Recall that the acceptance probability is calculated as \begin{equation*} \alpha(\boldsymbol{\theta}^k,\boldsymbol{\theta}^{'})=\text{min}\left(\dfrac{p(\boldsymbol{\theta}^{'}|\mathbf{y})q(\boldsymbol{\theta}^k|\boldsymbol{\theta}^{'})}{p(\boldsymbol{\theta}^k|\mathbf{y})q(\boldsymbol{\theta}^{'}|\boldsymbol{\theta}^k)},1\right). \end{equation*}

It is important to note that since $p(\boldsymbol{y})$ is known up to a multiplicative constant the ratio $\dfrac{p(\boldsymbol{\theta}^{'}|\mathbf{y})}{p(\boldsymbol{\theta}^k|\mathbf{y})}$ is well defined.

Answer 3

The most common situation I'm familiar with is fitting any kind of Bayesian (regression) model to data. It's usually very easy to write down the likelihood (=sampling distribution of the data for given parameter values), as well as some prior distributions for the model parameters. The posterior distribution is proportional to their product, but it is usually not possible to get a closed form solution for the denominator (that denominator requires integrating out all model parameters when you may have dozens or hundreds of model parameters).
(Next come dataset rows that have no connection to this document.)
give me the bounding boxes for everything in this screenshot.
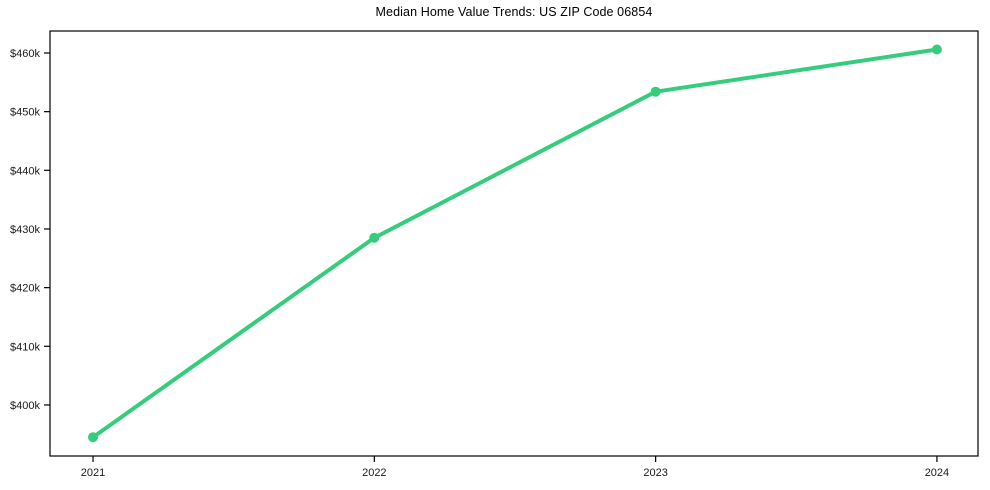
x-axis-tick-label: 2024 [925,467,949,479]
data-point-marker [369,232,380,243]
chart-title: Median Home Value Trends: US ZIP Code 06… [375,5,653,19]
data-point-marker [650,86,661,97]
plot-border [49,30,979,457]
data-point-marker [931,44,942,55]
y-axis-tick-label: $440k [10,165,40,177]
y-axis-tick-label: $430k [10,224,40,236]
y-axis-tick-label: $420k [10,283,40,295]
y-axis-tick-label: $450k [10,107,40,119]
y-axis-tick-label: $400k [10,400,40,412]
x-axis-tick-label: 2023 [643,467,667,479]
y-axis-tick-label: $410k [10,341,40,353]
x-axis-tick-label: 2021 [81,467,105,479]
y-axis-tick-label: $460k [10,48,40,60]
x-axis-tick-label: 2022 [362,467,386,479]
data-point-marker [88,432,98,443]
series-line [91,47,939,440]
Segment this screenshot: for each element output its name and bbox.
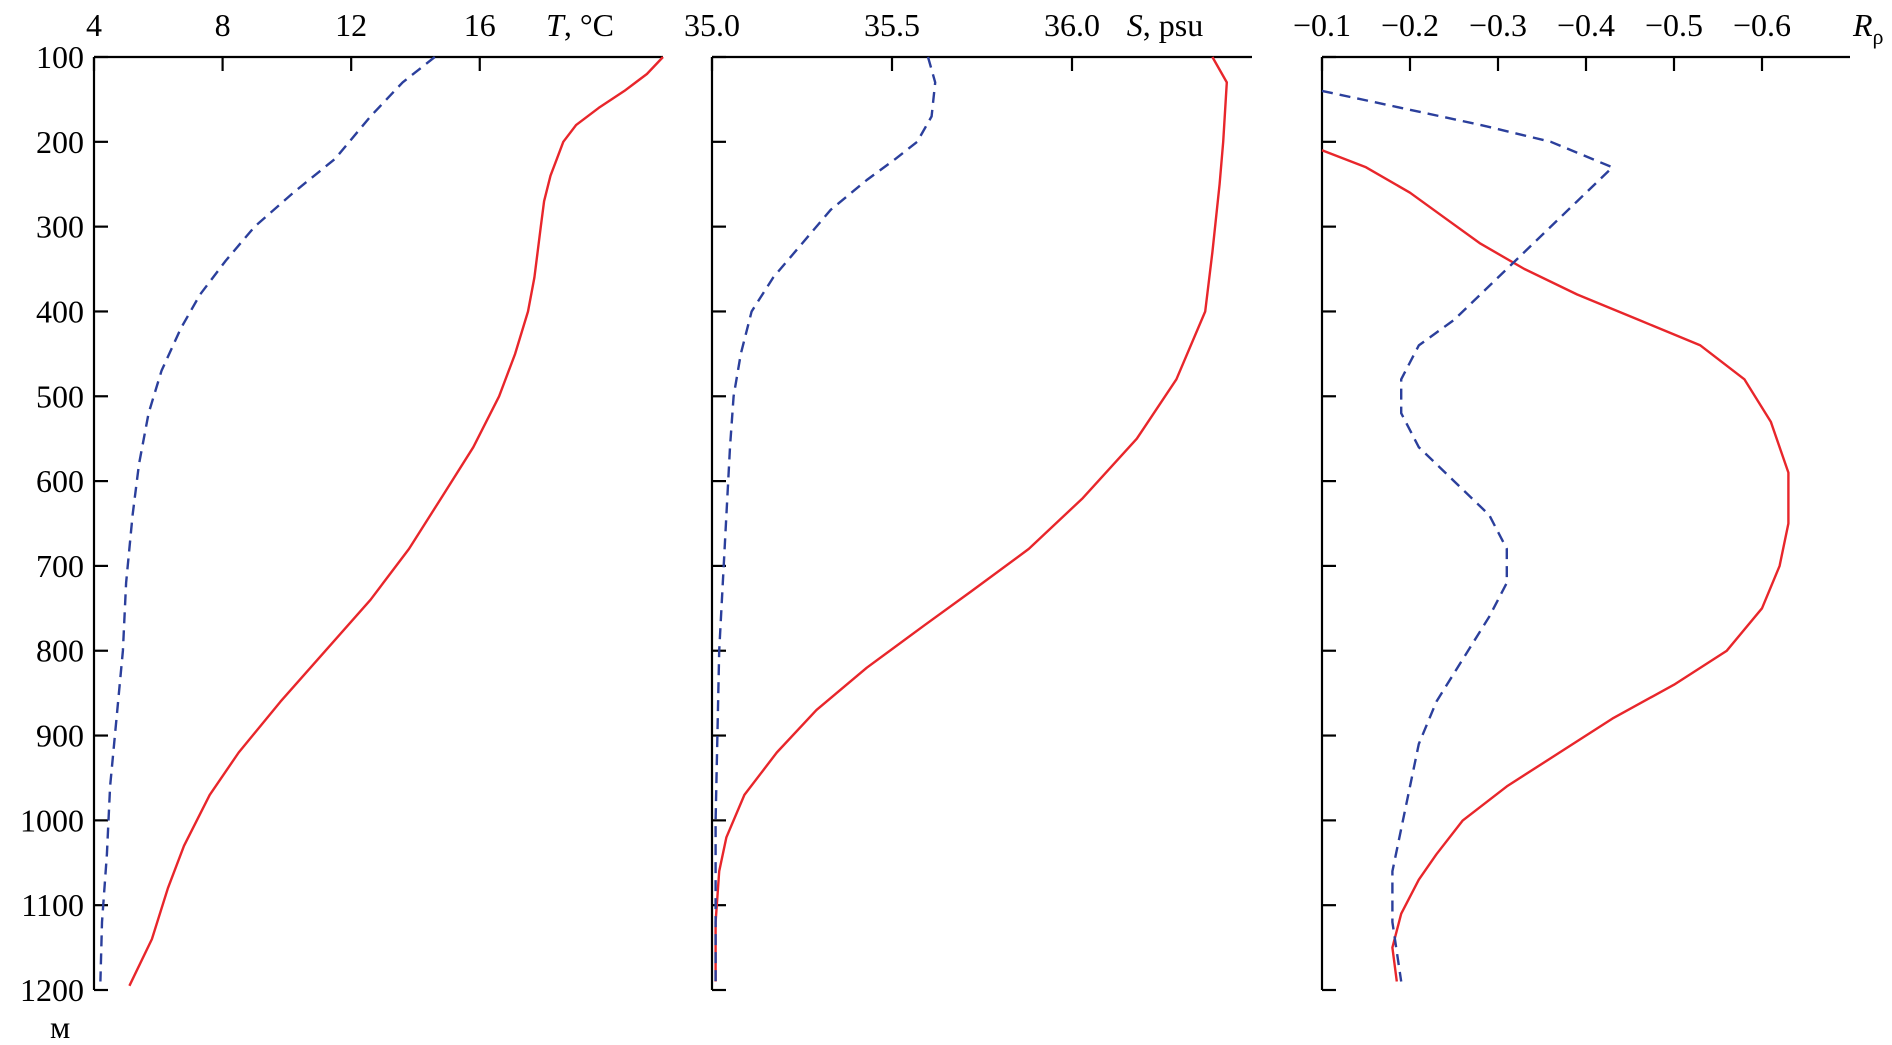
temperature-xtick-label: 12 [335,7,367,43]
depth-tick-label: 1200 [20,972,84,1008]
depth-tick-label: 400 [36,293,84,329]
density-ratio-xtick-label: −0.5 [1645,7,1703,43]
salinity-unit: , psu [1143,7,1203,43]
depth-axis: 100200300400500600700800900100011001200 … [20,39,108,1045]
salinity-yticks [712,55,726,992]
depth-tick-label: 600 [36,463,84,499]
salinity-axis-title: S, psu [1127,7,1203,43]
temperature-xtick-label: 16 [464,7,496,43]
density-ratio-sub: ρ [1873,24,1884,49]
density-ratio-xtick-label: −0.6 [1733,7,1791,43]
temperature-xtick-label: 4 [86,7,102,43]
salinity-panel: 35.0 35.5 36.0 S, psu [684,7,1252,992]
density-ratio-xtick-label: −0.3 [1469,7,1527,43]
depth-tick-label: 200 [36,124,84,160]
density-ratio-series [1321,89,1790,982]
density-ratio-xticks: −0.1 −0.2 −0.3 −0.4 −0.5 −0.6 [1293,7,1791,71]
density-ratio-xtick-label: −0.2 [1381,7,1439,43]
temperature-xticks: 4 8 12 16 [86,7,496,71]
salinity-var: S [1127,7,1143,43]
depth-tick-label: 800 [36,633,84,669]
temperature-xtick-label: 8 [215,7,231,43]
temperature-unit: , °C [564,7,614,43]
density-ratio-yticks [1322,55,1336,992]
salinity-xtick-label: 35.5 [864,7,920,43]
salinity-xtick-label: 36.0 [1044,7,1100,43]
temperature-series [99,56,664,987]
depth-tick-label: 300 [36,209,84,245]
depth-ticks: 100 200 300 400 500 600 700 800 900 1000 1100 1200 [20,39,108,1008]
temperature-red-solid-line [128,56,664,987]
depth-tick-label: 900 [36,718,84,754]
depth-unit-label: м [50,1009,70,1045]
temperature-blue-dashed-line [99,56,436,982]
density-ratio-panel: −0.1 −0.2 −0.3 −0.4 −0.5 −0.6 Rρ [1293,7,1884,992]
depth-tick-label: 700 [36,548,84,584]
temperature-panel: 4 8 12 16 T, °C [86,7,664,987]
density-ratio-var: R [1852,7,1873,43]
salinity-xticks: 35.0 35.5 36.0 [684,7,1100,71]
depth-tick-label: 1000 [20,802,84,838]
density-ratio-blue-dashed-line [1321,89,1614,982]
density-ratio-red-solid-line [1321,149,1790,982]
salinity-series [714,56,1229,982]
density-ratio-xtick-label: −0.4 [1557,7,1615,43]
salinity-blue-dashed-line [714,56,937,982]
density-ratio-xtick-label: −0.1 [1293,7,1351,43]
density-ratio-axis-title: Rρ [1852,7,1884,49]
temperature-axis-title: T, °C [546,7,614,43]
depth-tick-label: 500 [36,378,84,414]
salinity-xtick-label: 35.0 [684,7,740,43]
salinity-red-solid-line [714,56,1229,982]
temperature-var: T [546,7,566,43]
depth-tick-label: 1100 [21,887,84,923]
depth-tick-label: 100 [36,39,84,75]
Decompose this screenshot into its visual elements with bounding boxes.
Thus, outside some very, very specific circumstances, there will be no closed form posterior distribution, which one could analytically summarize, available for Bayesian models. However, doing MCMC sampling is usually very feasible. The homepage of one popular MCMC sampler (Stan) has a list of case studies that illustrate use cases of MCMC sampling. Even for something simple like the baseball batting rates example, try getting the results they produce without MCMC sampling, I assure you that will be tough. I'm not 100% sure that in that case it's not perhaps possible, but in the more complex examples it definitely will be impossible.